Por cierto, es facultad del Congreso dictar leyes sobre la salubridad del país y eso deriva en el conocimiento sobre las acciones del Consejo de Salubridad General (CGS), integrado por especialistas en salud, que, aunque tardía su convocatoria, ya se encuentra en la revisión de las directrices en la Administración Pública. No es casualidad que en cuestión de días pasamos del «no pasa nada…», con abrazos y besos presidenciales a la declaración de emergencia sanitaria por epidemia que durará hasta el 30 de abril. Es claro que entró en funciones el CGS.

  1. El asunto relacionado con parar actividades que, ni hablar, significa no generar ingresos en el giro que sea (formal e informal).

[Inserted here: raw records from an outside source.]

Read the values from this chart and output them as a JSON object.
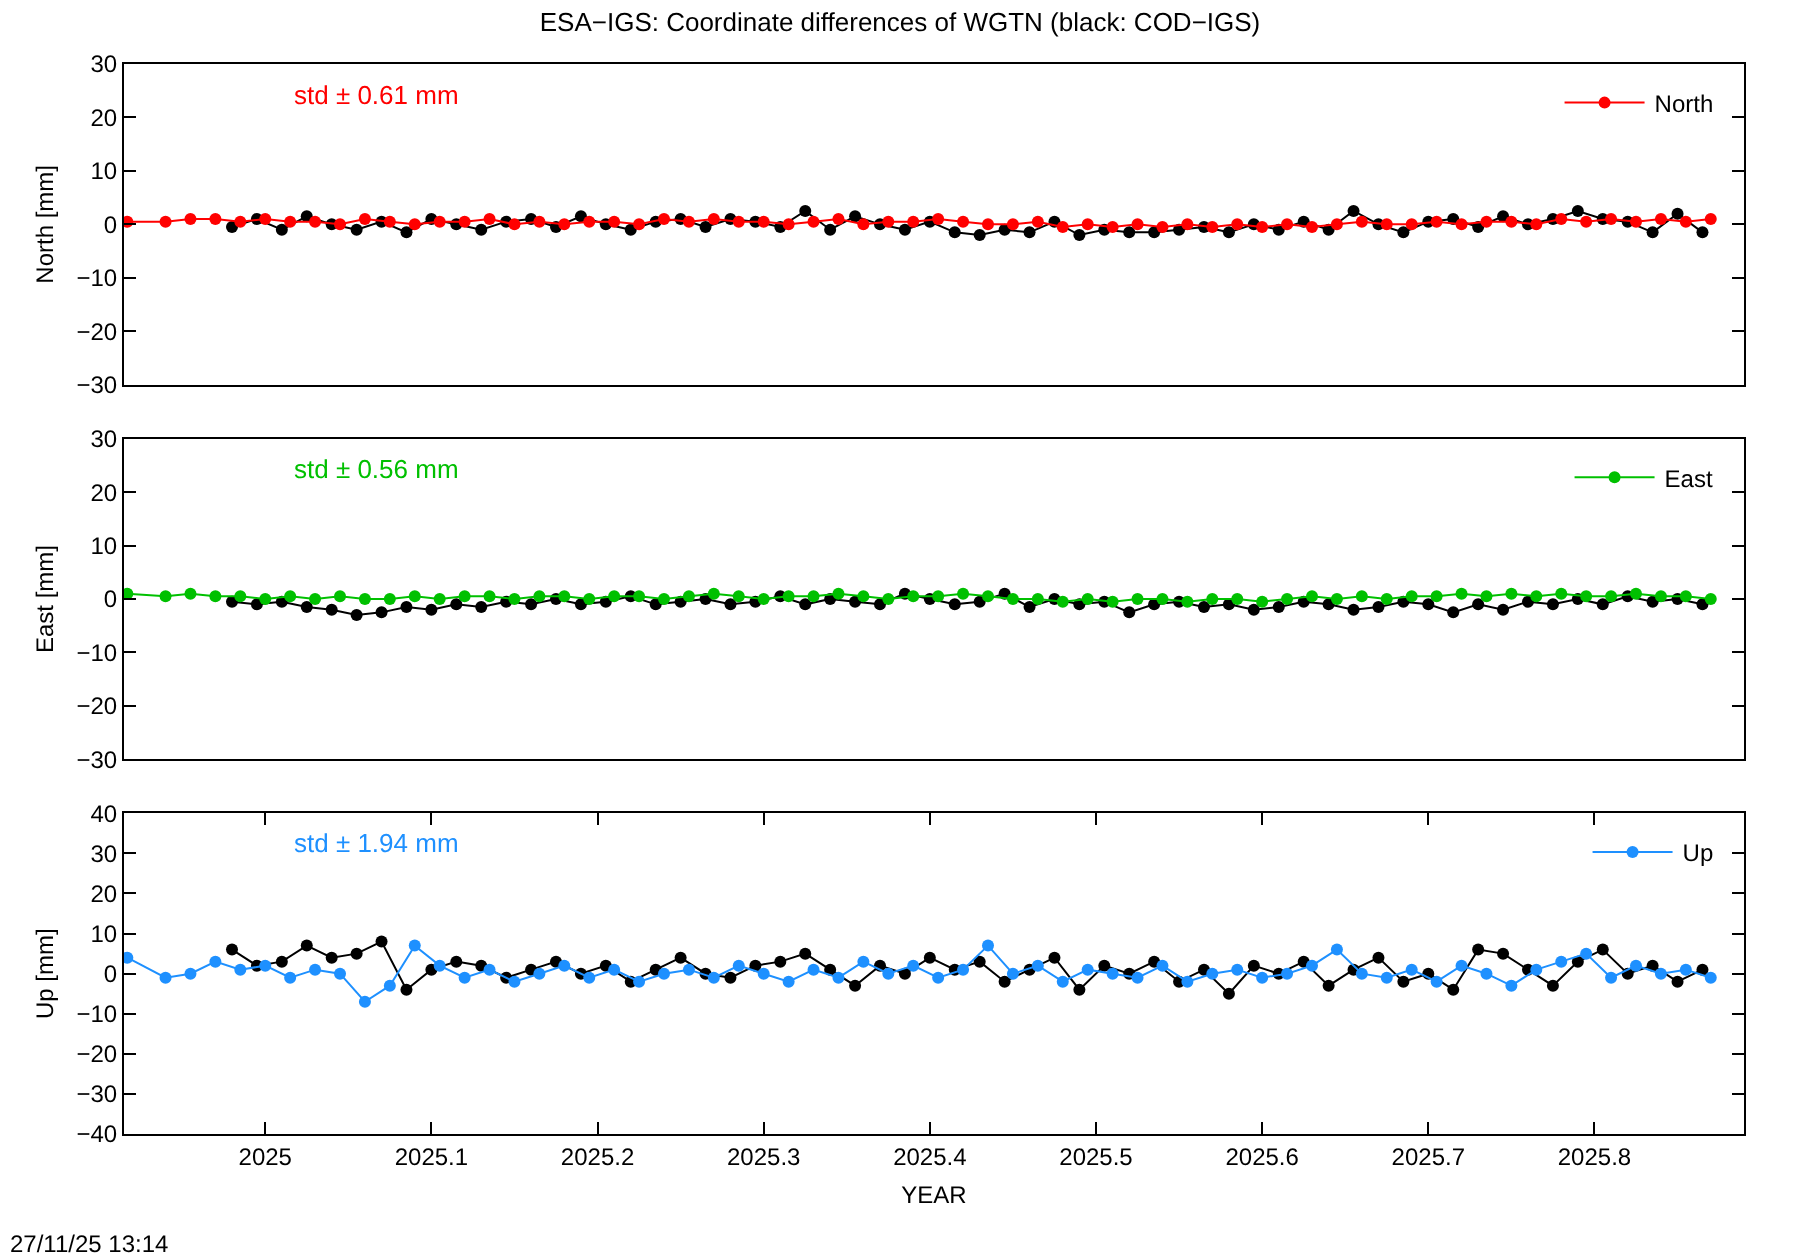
{
  "chart_data": [
    {
      "type": "line",
      "title": "ESA−IGS: Coordinate differences of WGTN (black: COD−IGS)",
      "ylabel": "North [mm]",
      "annotations": [
        "std ± 0.61 mm"
      ],
      "xlim": [
        2024.915,
        2025.89
      ],
      "ylim": [
        -30,
        30
      ],
      "yticks": [
        -30,
        -20,
        -10,
        0,
        10,
        20,
        30
      ],
      "tick_labels": "y",
      "legend": "top right",
      "marker": "circle",
      "series": [
        {
          "color": "#000000",
          "x": [
            2024.98,
            2024.995,
            2025.01,
            2025.025,
            2025.04,
            2025.055,
            2025.07,
            2025.085,
            2025.1,
            2025.115,
            2025.13,
            2025.145,
            2025.16,
            2025.175,
            2025.19,
            2025.205,
            2025.22,
            2025.235,
            2025.25,
            2025.265,
            2025.28,
            2025.295,
            2025.31,
            2025.325,
            2025.34,
            2025.355,
            2025.37,
            2025.385,
            2025.4,
            2025.415,
            2025.43,
            2025.445,
            2025.46,
            2025.475,
            2025.49,
            2025.505,
            2025.52,
            2025.535,
            2025.55,
            2025.565,
            2025.58,
            2025.595,
            2025.61,
            2025.625,
            2025.64,
            2025.655,
            2025.67,
            2025.685,
            2025.7,
            2025.715,
            2025.73,
            2025.745,
            2025.76,
            2025.775,
            2025.79,
            2025.805,
            2025.82,
            2025.835,
            2025.85,
            2025.865
          ],
          "values": [
            -0.5,
            1,
            -1,
            1.5,
            0,
            -1,
            0.5,
            -1.5,
            1,
            0,
            -1,
            0.5,
            1,
            -0.5,
            1.5,
            0,
            -1,
            0.5,
            1,
            -0.5,
            1,
            0.5,
            -0.5,
            2.5,
            -1,
            1.5,
            0,
            -1,
            0.5,
            -1.5,
            -2,
            -1,
            -1.5,
            0.5,
            -2,
            -1,
            -1.5,
            -1.5,
            -1,
            -0.5,
            -1.5,
            0,
            -1,
            0.5,
            -1,
            2.5,
            0,
            -1.5,
            0.5,
            1,
            -0.5,
            1.5,
            0,
            1,
            2.5,
            1,
            0.5,
            -1.5,
            2,
            -1.5
          ]
        },
        {
          "name": "North",
          "color": "#ff0000",
          "x": [
            2024.917,
            2024.94,
            2024.955,
            2024.97,
            2024.985,
            2025.0,
            2025.015,
            2025.03,
            2025.045,
            2025.06,
            2025.075,
            2025.09,
            2025.105,
            2025.12,
            2025.135,
            2025.15,
            2025.165,
            2025.18,
            2025.195,
            2025.21,
            2025.225,
            2025.24,
            2025.255,
            2025.27,
            2025.285,
            2025.3,
            2025.315,
            2025.33,
            2025.345,
            2025.36,
            2025.375,
            2025.39,
            2025.405,
            2025.42,
            2025.435,
            2025.45,
            2025.465,
            2025.48,
            2025.495,
            2025.51,
            2025.525,
            2025.54,
            2025.555,
            2025.57,
            2025.585,
            2025.6,
            2025.615,
            2025.63,
            2025.645,
            2025.66,
            2025.675,
            2025.69,
            2025.705,
            2025.72,
            2025.735,
            2025.75,
            2025.765,
            2025.78,
            2025.795,
            2025.81,
            2025.825,
            2025.84,
            2025.855,
            2025.87
          ],
          "values": [
            0.5,
            0.5,
            1,
            1,
            0.5,
            1,
            0.5,
            0.5,
            0,
            1,
            0.5,
            0,
            0.5,
            0.5,
            1,
            0,
            0.5,
            0,
            0.5,
            0.5,
            0,
            1,
            0.5,
            1,
            0.5,
            0.5,
            0,
            0.5,
            1,
            0,
            0.5,
            0.5,
            1,
            0.5,
            0,
            0,
            0.5,
            -0.5,
            0,
            -0.5,
            0,
            -0.5,
            0,
            -0.5,
            0,
            -0.5,
            0,
            -0.5,
            0,
            0.5,
            0,
            0,
            0.5,
            0,
            0.5,
            0.5,
            0,
            1,
            0.5,
            1,
            0.5,
            1,
            0.5,
            1
          ]
        }
      ]
    },
    {
      "type": "line",
      "ylabel": "East [mm]",
      "annotations": [
        "std ± 0.56 mm"
      ],
      "xlim": [
        2024.915,
        2025.89
      ],
      "ylim": [
        -30,
        30
      ],
      "yticks": [
        -30,
        -20,
        -10,
        0,
        10,
        20,
        30
      ],
      "tick_labels": "y",
      "legend": "top right",
      "marker": "circle",
      "series": [
        {
          "color": "#000000",
          "x": [
            2024.98,
            2024.995,
            2025.01,
            2025.025,
            2025.04,
            2025.055,
            2025.07,
            2025.085,
            2025.1,
            2025.115,
            2025.13,
            2025.145,
            2025.16,
            2025.175,
            2025.19,
            2025.205,
            2025.22,
            2025.235,
            2025.25,
            2025.265,
            2025.28,
            2025.295,
            2025.31,
            2025.325,
            2025.34,
            2025.355,
            2025.37,
            2025.385,
            2025.4,
            2025.415,
            2025.43,
            2025.445,
            2025.46,
            2025.475,
            2025.49,
            2025.505,
            2025.52,
            2025.535,
            2025.55,
            2025.565,
            2025.58,
            2025.595,
            2025.61,
            2025.625,
            2025.64,
            2025.655,
            2025.67,
            2025.685,
            2025.7,
            2025.715,
            2025.73,
            2025.745,
            2025.76,
            2025.775,
            2025.79,
            2025.805,
            2025.82,
            2025.835,
            2025.85,
            2025.865
          ],
          "values": [
            -0.5,
            -1,
            -0.5,
            -1.5,
            -2,
            -3,
            -2.5,
            -1.5,
            -2,
            -1,
            -1.5,
            -0.5,
            -1,
            0,
            -1,
            -0.5,
            0.5,
            -1,
            -0.5,
            0,
            -1,
            -0.5,
            0.5,
            -1,
            0,
            -0.5,
            -1,
            1,
            0,
            -1,
            -0.5,
            1,
            -1.5,
            0,
            -1,
            -0.5,
            -2.5,
            -1,
            -0.5,
            -1.5,
            -1,
            -2,
            -1.5,
            -0.5,
            -1,
            -2,
            -1.5,
            -0.5,
            -1,
            -2.5,
            -1,
            -2,
            -0.5,
            -1,
            0,
            -1,
            0.5,
            -0.5,
            0,
            -1
          ]
        },
        {
          "name": "East",
          "color": "#00c000",
          "x": [
            2024.917,
            2024.94,
            2024.955,
            2024.97,
            2024.985,
            2025.0,
            2025.015,
            2025.03,
            2025.045,
            2025.06,
            2025.075,
            2025.09,
            2025.105,
            2025.12,
            2025.135,
            2025.15,
            2025.165,
            2025.18,
            2025.195,
            2025.21,
            2025.225,
            2025.24,
            2025.255,
            2025.27,
            2025.285,
            2025.3,
            2025.315,
            2025.33,
            2025.345,
            2025.36,
            2025.375,
            2025.39,
            2025.405,
            2025.42,
            2025.435,
            2025.45,
            2025.465,
            2025.48,
            2025.495,
            2025.51,
            2025.525,
            2025.54,
            2025.555,
            2025.57,
            2025.585,
            2025.6,
            2025.615,
            2025.63,
            2025.645,
            2025.66,
            2025.675,
            2025.69,
            2025.705,
            2025.72,
            2025.735,
            2025.75,
            2025.765,
            2025.78,
            2025.795,
            2025.81,
            2025.825,
            2025.84,
            2025.855,
            2025.87
          ],
          "values": [
            1,
            0.5,
            1,
            0.5,
            0.5,
            0,
            0.5,
            0,
            0.5,
            0,
            0,
            0.5,
            0,
            0.5,
            0.5,
            0,
            0.5,
            0.5,
            0,
            0.5,
            0.5,
            0,
            0.5,
            1,
            0.5,
            0,
            0.5,
            0.5,
            1,
            0.5,
            0,
            0.5,
            0.5,
            1,
            0.5,
            0,
            0,
            -0.5,
            0,
            -0.5,
            0,
            0,
            -0.5,
            0,
            0,
            -0.5,
            0,
            0.5,
            0,
            0.5,
            0,
            0.5,
            0.5,
            1,
            0.5,
            1,
            0.5,
            1,
            0.5,
            0.5,
            1,
            0.5,
            0.5,
            0
          ]
        }
      ]
    },
    {
      "type": "line",
      "ylabel": "Up [mm]",
      "xlabel": "YEAR",
      "annotations": [
        "std ± 1.94 mm",
        "27/11/25 13:14"
      ],
      "xlim": [
        2024.915,
        2025.89
      ],
      "xticks": [
        2025,
        2025.1,
        2025.2,
        2025.3,
        2025.4,
        2025.5,
        2025.6,
        2025.7,
        2025.8
      ],
      "ylim": [
        -40,
        40
      ],
      "yticks": [
        -40,
        -30,
        -20,
        -10,
        0,
        10,
        20,
        30,
        40
      ],
      "legend": "top right",
      "marker": "circle",
      "series": [
        {
          "color": "#000000",
          "x": [
            2024.98,
            2024.995,
            2025.01,
            2025.025,
            2025.04,
            2025.055,
            2025.07,
            2025.085,
            2025.1,
            2025.115,
            2025.13,
            2025.145,
            2025.16,
            2025.175,
            2025.19,
            2025.205,
            2025.22,
            2025.235,
            2025.25,
            2025.265,
            2025.28,
            2025.295,
            2025.31,
            2025.325,
            2025.34,
            2025.355,
            2025.37,
            2025.385,
            2025.4,
            2025.415,
            2025.43,
            2025.445,
            2025.46,
            2025.475,
            2025.49,
            2025.505,
            2025.52,
            2025.535,
            2025.55,
            2025.565,
            2025.58,
            2025.595,
            2025.61,
            2025.625,
            2025.64,
            2025.655,
            2025.67,
            2025.685,
            2025.7,
            2025.715,
            2025.73,
            2025.745,
            2025.76,
            2025.775,
            2025.79,
            2025.805,
            2025.82,
            2025.835,
            2025.85,
            2025.865
          ],
          "values": [
            6,
            2,
            3,
            7,
            4,
            5,
            8,
            -4,
            1,
            3,
            2,
            -1,
            1,
            3,
            0,
            2,
            -2,
            1,
            4,
            0,
            -1,
            2,
            3,
            5,
            1,
            -3,
            2,
            0,
            4,
            1,
            3,
            -2,
            1,
            4,
            -4,
            2,
            0,
            3,
            -2,
            1,
            -5,
            2,
            0,
            3,
            -3,
            1,
            4,
            -2,
            0,
            -4,
            6,
            5,
            1,
            -3,
            3,
            6,
            0,
            2,
            -2,
            1
          ]
        },
        {
          "name": "Up",
          "color": "#1e90ff",
          "x": [
            2024.917,
            2024.94,
            2024.955,
            2024.97,
            2024.985,
            2025.0,
            2025.015,
            2025.03,
            2025.045,
            2025.06,
            2025.075,
            2025.09,
            2025.105,
            2025.12,
            2025.135,
            2025.15,
            2025.165,
            2025.18,
            2025.195,
            2025.21,
            2025.225,
            2025.24,
            2025.255,
            2025.27,
            2025.285,
            2025.3,
            2025.315,
            2025.33,
            2025.345,
            2025.36,
            2025.375,
            2025.39,
            2025.405,
            2025.42,
            2025.435,
            2025.45,
            2025.465,
            2025.48,
            2025.495,
            2025.51,
            2025.525,
            2025.54,
            2025.555,
            2025.57,
            2025.585,
            2025.6,
            2025.615,
            2025.63,
            2025.645,
            2025.66,
            2025.675,
            2025.69,
            2025.705,
            2025.72,
            2025.735,
            2025.75,
            2025.765,
            2025.78,
            2025.795,
            2025.81,
            2025.825,
            2025.84,
            2025.855,
            2025.87
          ],
          "values": [
            4,
            -1,
            0,
            3,
            1,
            2,
            -1,
            1,
            0,
            -7,
            -3,
            7,
            2,
            -1,
            1,
            -2,
            0,
            2,
            -1,
            1,
            -2,
            0,
            1,
            -1,
            2,
            0,
            -2,
            1,
            -1,
            3,
            0,
            2,
            -1,
            1,
            7,
            0,
            2,
            -2,
            1,
            0,
            -1,
            2,
            -2,
            0,
            1,
            -1,
            0,
            2,
            6,
            0,
            -1,
            1,
            -2,
            2,
            0,
            -3,
            1,
            3,
            5,
            -1,
            2,
            0,
            1,
            -1
          ]
        }
      ]
    }
  ]
}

Por ello, existe una gran incertidumbre jurídica porque, por ley, la emergencia sanitaria indica que deben pagarse salarios mínimos y el decreto publicado, señala el respeto a los salarios normales.

Se solicita, por parte del sector empresarial (macro, medianos, pequeños y microempresarios) que se revise la situación porque, para cuidar empleos, pagar salarios y generar riqueza, de deben cumplir ciclos productivos específicos regulados por ley.

Las crisis sanitaria y económica que ya llegaron demanda la reorientación de recursos públicos de programas y proyectos que, igual y no son esenciales para las circunstancias actuales. En este caso, la Cámara de Diputados tiene la facultad exclusiva de hacerlo. No se puede por decisión presidencial canalizar dinero de un rubro determinado a otro.

El reto del Congreso de la Unión será asumir responsabilidades sin la intromisión o línea directa del Ejecutivo. Hago votos porque así sea, sin embargo, no me engaño, ni quiero engañarlos, las evidencias parlamentarias en esta legislatura demuestran lo contrario; no se olvide que el gobierno y sus aliados cuentan con la posibilidad de imponer mayorías legislativas y albazos.